L’emploi féminin en agriculture : une composante essentielle mais des inégalités persistantes
Qu’elles soient cheffes d’exploitation, d’entreprise agricole ou conjointes actives sur l’exploitation, les femmes sont fortement impliquées en agriculture. En 2018, la population active non-salariée agricole féminine se compose de 108 600 cheffes et 21 200 collaboratrices d’exploitation, soit un total de près de 130 000 femmes. Elles représentent 27,4 % des non-salariés agricoles.
POPULATION ACTIVE
Près d’un chef sur quatre est une femme
En 2018, elles sont 108 600 cheffes d’exploitation ou d’entreprise agricole, soit 24,2 % des chefs, une proportion globalement stable depuis plus de dix ans. Si les femmes représentent 25,9 % de l’effectif des chefs d’exploitation, elles ne sont en revanche que de 5,7 % parmi les chefs d’entreprise mais la proportion est en hausse (+ 0,6 point par rapport à l’année précédente) (cf encadré méthodologique dans le document PDF).
Elles sont relativement plus âgées que leurs homologues masculins. L’âge moyen des femmes chefs d’exploitation ou d’entreprise agricole est de 51,7 ans (en baisse de 5 mois par rapport à 2017) contre 48,4 ans pour les hommes (stable par rapport à 2017). Parmi elles, 20,2 % ont plus de 60 ans (11,4% chez les hommes).
Une femme sur neuf est devenue cheffe suite à la transmission de l’exploitation par son conjoint
Lorsque l’agriculteur fait valoir ses droits à la retraite, il dispose de la possibilité de transmettre son exploitation ou entreprise à son conjoint, qui la dirige alors jusqu’à sa propre retraite. Dans 88 % des cas, cette transmission – dite « transfert entre époux » – s’effectue de l’homme vers la femme. La proportion de femmes ayant bénéficié d’un transfert entre époux est de 11,1 % (soit 0,6 point de moins que l’année précédente) ; cette proportion n’est que de 0,5 % pour les hommes. L’âge moyen des cheffes s’établit à 62,1 ans lorsqu’il y a transfert entre époux et à 50,4 ans dans le cas contraire.

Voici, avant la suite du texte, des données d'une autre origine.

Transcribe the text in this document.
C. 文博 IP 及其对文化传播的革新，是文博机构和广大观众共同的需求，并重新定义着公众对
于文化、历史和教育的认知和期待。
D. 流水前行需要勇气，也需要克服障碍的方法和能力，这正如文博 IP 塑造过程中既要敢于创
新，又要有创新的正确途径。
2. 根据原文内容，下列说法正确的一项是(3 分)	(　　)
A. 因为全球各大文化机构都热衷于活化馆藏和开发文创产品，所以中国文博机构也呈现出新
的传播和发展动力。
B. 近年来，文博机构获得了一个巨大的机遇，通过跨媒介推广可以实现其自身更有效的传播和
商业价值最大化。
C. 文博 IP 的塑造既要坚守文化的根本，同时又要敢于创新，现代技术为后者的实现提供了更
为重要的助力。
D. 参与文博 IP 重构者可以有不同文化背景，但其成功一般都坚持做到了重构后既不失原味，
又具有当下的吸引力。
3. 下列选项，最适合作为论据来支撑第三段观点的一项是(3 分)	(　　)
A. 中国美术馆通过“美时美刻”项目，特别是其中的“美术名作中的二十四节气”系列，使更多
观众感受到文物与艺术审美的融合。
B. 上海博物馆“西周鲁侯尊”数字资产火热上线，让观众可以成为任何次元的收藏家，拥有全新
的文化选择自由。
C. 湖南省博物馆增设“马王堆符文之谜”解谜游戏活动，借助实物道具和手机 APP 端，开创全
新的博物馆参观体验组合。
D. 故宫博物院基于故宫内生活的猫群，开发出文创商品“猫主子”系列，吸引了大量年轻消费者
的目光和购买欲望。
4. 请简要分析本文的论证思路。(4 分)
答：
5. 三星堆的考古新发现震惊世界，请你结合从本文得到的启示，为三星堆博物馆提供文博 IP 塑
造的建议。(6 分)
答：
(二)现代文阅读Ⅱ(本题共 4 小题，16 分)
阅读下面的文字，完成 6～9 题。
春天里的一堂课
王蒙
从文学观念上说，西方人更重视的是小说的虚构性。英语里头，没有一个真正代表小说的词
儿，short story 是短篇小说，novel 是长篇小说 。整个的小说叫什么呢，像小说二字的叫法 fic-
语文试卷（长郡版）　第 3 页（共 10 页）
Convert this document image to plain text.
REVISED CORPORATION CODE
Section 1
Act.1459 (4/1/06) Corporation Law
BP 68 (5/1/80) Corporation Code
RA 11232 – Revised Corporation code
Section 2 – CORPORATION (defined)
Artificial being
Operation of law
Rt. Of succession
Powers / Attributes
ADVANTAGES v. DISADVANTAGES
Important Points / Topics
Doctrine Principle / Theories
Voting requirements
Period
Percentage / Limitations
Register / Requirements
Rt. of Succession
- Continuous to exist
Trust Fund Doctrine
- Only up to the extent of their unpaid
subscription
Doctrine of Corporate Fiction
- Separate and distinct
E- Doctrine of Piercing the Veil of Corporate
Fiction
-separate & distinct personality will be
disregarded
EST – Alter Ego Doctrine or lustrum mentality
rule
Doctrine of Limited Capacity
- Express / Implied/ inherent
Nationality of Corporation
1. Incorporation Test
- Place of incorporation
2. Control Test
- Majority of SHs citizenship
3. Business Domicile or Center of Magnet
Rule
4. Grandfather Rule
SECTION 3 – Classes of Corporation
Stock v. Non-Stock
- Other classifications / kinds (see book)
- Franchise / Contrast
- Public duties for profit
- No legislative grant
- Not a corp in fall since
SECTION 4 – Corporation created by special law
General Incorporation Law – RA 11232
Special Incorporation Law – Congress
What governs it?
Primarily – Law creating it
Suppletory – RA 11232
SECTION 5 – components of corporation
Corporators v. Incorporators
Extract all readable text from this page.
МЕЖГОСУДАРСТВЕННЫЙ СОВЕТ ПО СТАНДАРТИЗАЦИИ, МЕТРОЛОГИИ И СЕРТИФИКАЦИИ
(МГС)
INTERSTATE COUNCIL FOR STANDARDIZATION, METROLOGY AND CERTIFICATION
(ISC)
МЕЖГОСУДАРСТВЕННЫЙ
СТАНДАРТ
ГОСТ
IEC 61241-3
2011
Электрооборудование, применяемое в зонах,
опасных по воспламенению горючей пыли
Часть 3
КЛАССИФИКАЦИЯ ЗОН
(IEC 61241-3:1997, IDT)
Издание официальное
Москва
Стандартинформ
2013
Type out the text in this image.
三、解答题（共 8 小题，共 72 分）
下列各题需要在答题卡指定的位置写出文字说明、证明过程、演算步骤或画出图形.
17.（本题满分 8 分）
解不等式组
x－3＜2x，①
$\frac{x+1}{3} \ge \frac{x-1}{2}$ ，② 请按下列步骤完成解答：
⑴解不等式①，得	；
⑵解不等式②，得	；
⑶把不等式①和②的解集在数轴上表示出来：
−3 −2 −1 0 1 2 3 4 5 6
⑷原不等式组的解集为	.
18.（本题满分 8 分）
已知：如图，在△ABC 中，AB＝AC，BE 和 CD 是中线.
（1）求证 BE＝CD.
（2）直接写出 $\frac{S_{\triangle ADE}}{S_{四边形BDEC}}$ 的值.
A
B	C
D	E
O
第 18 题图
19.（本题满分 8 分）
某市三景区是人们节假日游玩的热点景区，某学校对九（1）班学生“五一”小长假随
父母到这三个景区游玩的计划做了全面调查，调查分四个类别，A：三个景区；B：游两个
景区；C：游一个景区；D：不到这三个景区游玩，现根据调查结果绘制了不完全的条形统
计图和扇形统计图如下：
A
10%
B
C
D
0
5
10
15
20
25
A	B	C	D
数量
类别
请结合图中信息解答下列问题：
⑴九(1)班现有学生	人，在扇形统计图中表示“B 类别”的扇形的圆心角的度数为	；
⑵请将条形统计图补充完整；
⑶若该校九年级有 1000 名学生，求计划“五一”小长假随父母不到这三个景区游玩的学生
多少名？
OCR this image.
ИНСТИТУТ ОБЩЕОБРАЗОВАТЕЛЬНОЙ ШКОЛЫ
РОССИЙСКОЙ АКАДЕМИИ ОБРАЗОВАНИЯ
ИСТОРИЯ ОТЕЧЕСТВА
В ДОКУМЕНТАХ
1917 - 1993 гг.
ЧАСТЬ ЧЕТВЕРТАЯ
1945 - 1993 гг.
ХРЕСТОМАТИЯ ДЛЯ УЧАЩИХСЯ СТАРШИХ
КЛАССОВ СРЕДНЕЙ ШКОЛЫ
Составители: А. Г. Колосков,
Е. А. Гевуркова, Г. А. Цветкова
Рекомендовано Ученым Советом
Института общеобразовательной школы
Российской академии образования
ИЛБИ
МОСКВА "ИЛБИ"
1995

Le phénomène du transfert entre époux était très important dans les années 2000. La réforme des régimes de retraite, en conduisant les chefs à prendre leur retraite de plus en plus tardivement, a néanmoins contribué à le réduire très fortement. Les départs ne sont plus compensés par autant de transferts entre époux. En conséquence, sur la décennie 2008-2018, l’effectif de cheffes a diminué de 7 % tandis que celui de leurs homologues masculins baissait de 4,9 % sur la même période.
Seules ou en association, les femmes dirigent près de 30 % des exploitations ou entreprises agricoles
En 2018, 29,5 % des exploitations et des entreprises agricoles possèdent au moins une femme comme exploitante ou co-exploitante (soit 0,2 point de moins que l’année précédente). Lorsqu’elles sont associées à des dirigeants masculins, les femmes dirigent des structures de forme sociétaire, comme le GAEC (Groupement agricole d’exploitation en commun) ou l’EARL (entreprise agricole à responsabilité limitée). En revanche, lorsqu’elles sont seules, les femmes privilégient la forme juridique en nom personnel dans 69,3 % des cas. Pour les hommes ce choix est moins marqué (58,2 %).
Un ancrage féminin marqué dans l’agriculture traditionnelle et la filière cheval
Les cheffes d’exploitation exercent principalement leur activité dans les cultures céréalières et industrielles (16,6 %), le secteur de l’élevage de bovins-lait (16 %) et les cultures et élevages non spécialisés (12,7 %). De manière générale, les femmes sont davantage présentes dans l’agriculture traditionnelle que dans les entreprises de services. Cette répartition est le reflet du poids de chaque filière dans le paysage agricole français.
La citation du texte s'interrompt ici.